China's premier warns of pain ahead as reforms progress
Changes to government role will 'upset vested interests,' Li Keqiang says
Chinese Prime Minister Li Keqiang on Sunday warned of hardship ahead as China presses forward with reform, state media reported, likening the process to "taking a knife to one’s own flesh.”
China is attempting to reduce the government’s role in the world’s second-largest economy to boost economic growth.
"The pain is still there and is becoming more acute,” he said at a press conference in Beijing at the end of the annual parliamentary session, the China Daily reported. "The government is reforming itself. Vested interests will be upset."
"This is not nail-clipping but taking a knife to one’s own flesh. We are determined to keep going until the job is done.”
Li reiterated promises to cut the requirements for new businesses to gain government approval, simplifying the process of registering an enterprise.
He was speaking at the end of the 11-day session of the National People's Congress, ostensibly China’s foremost legislative body but widely viewed as a showcase for legislation proposed by the Communist Party leadership.
The key announcements this year had been the lowering of the official growth target to 7 percent, maintaining employment, fighting pollution and curbing corruption.
Last year’s growth was 7.4 percent, the lowest level since 1990, and the government has warned people to get used to the "new normal” of single digit growth.
Rejecting concerns about the possible impact of reform on China's economy, Li said that "streamlining administration and delegating government powers will increase market vitality and allow us to cope with the slowdown," according to the Daily.

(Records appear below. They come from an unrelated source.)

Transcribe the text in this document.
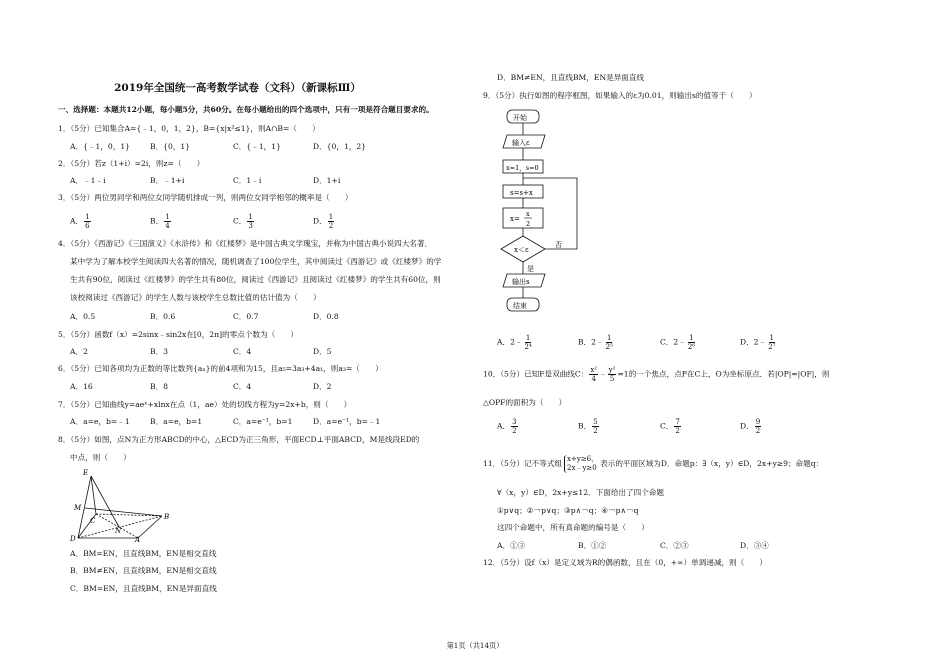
2019年全国统一高考数学试卷（文科）（新课标Ⅲ）
一、选择题：本题共12小题，每小题5分，共60分。在每小题给出的四个选项中，只有一项是符合题目要求的。
1．（5分）已知集合A={﹣1，0，1，2}，B={x|x²≤1}，则A∩B=（　　）
A．{﹣1，0，1}	B．{0，1}	C．{﹣1，1}	D．{0，1，2}
2．（5分）若z（1+i）=2i，则z=（　　）
A．﹣1﹣i	B．﹣1+i	C．1﹣i	D．1+i
3．（5分）两位男同学和两位女同学随机排成一列，则两位女同学相邻的概率是（　　）
A． $\frac{1}{6}$	B． $\frac{1}{4}$	C． $\frac{1}{3}$	D． $\frac{1}{2}$
4．（5分）《西游记》《三国演义》《水浒传》和《红楼梦》是中国古典文学瑰宝，并称为中国古典小说四大名著．
某中学为了解本校学生阅读四大名著的情况，随机调查了100位学生，其中阅读过《西游记》或《红楼梦》的学
生共有90位，阅读过《红楼梦》的学生共有80位，阅读过《西游记》且阅读过《红楼梦》的学生共有60位，则
该校阅读过《西游记》的学生人数与该校学生总数比值的估计值为（　　）
A．0.5	B．0.6	C．0.7	D．0.8
5．（5分）函数f（x）=2sinx﹣sin2x在[0，2π]的零点个数为（　　）
A．2	B．3	C．4	D．5
6．（5分）已知各项均为正数的等比数列{aₙ}的前4项和为15，且a₅=3a₃+4a₁，则a₃=（　　）
A．16	B．8	C．4	D．2
7．（5分）已知曲线y=aeˣ+xlnx在点（1，ae）处的切线方程为y=2x+b，则（　　）
A．a=e，b=﹣1	B．a=e，b=1	C．a=e⁻¹，b=1	D．a=e⁻¹，b=﹣1
8．（5分）如图，点N为正方形ABCD的中心，△ECD为正三角形，平面ECD⊥平面ABCD，M是线段ED的
中点，则（　　）
E
M
C
D
N
A
B
A．BM=EN，且直线BM，EN是相交直线
B．BM≠EN，且直线BM，EN是相交直线
C．BM=EN，且直线BM，EN是异面直线
D．BM≠EN，且直线BM，EN是异面直线
9．（5分）执行如图的程序框图，如果输入的ε为0.01，则输出s的值等于（　　）
开始
输入ε
x=1，s=0
s=s+x
x=
x
2
x＜ε
否
是
输出s
结束
A．2﹣ $\frac{1}{\text{2⁴}}$	B．2﹣ $\frac{1}{\text{2⁵}}$	C．2﹣ $\frac{1}{\text{2⁶}}$	D．2﹣ $\frac{1}{\text{2⁷}}$
10．（5分）已知F是双曲线C： $\frac{\text{x²}}{4}$ ﹣ $\frac{\text{y²}}{5} =1$的一个焦点，点P在C上，O为坐标原点．若|OP|=|OF|，则
△OPF的面积为（　　）
A． $\frac{3}{2}$	B． $\frac{5}{2}$	C． $\frac{7}{2}$	D． $\frac{9}{2}$
11．（5分）记不等式组 x+y≥6，
2x﹣y≥0 表示的平面区域为D．命题p：∃（x，y）∈D，2x+y≥9；命题q：
∀（x，y）∈D，2x+y≤12．下面给出了四个命题
①p∨q；②￢p∨q；③p∧￢q；④￢p∧￢q
这四个命题中，所有真命题的编号是（　　）
A．①③	B．①②	C．②③	D．③④
12．（5分）设f（x）是定义域为R的偶函数，且在（0，+∞）单调递减，则（　　）
第1页（共14页）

He added that the government would continue to "remove roadblocks" for entrepreneurship, Xinhua news agency said.
Turning to the environment, Li pledged to hold polluters to account for excessive greenhouse gas emissions. "Enforcement of environmental laws should not be a cotton swab but a killer mace," he said.
He warned that businesses involved in illegal emissions would have to pay a price "too high to bear," adding that the government would focus on fully implementing a new environmental protection law.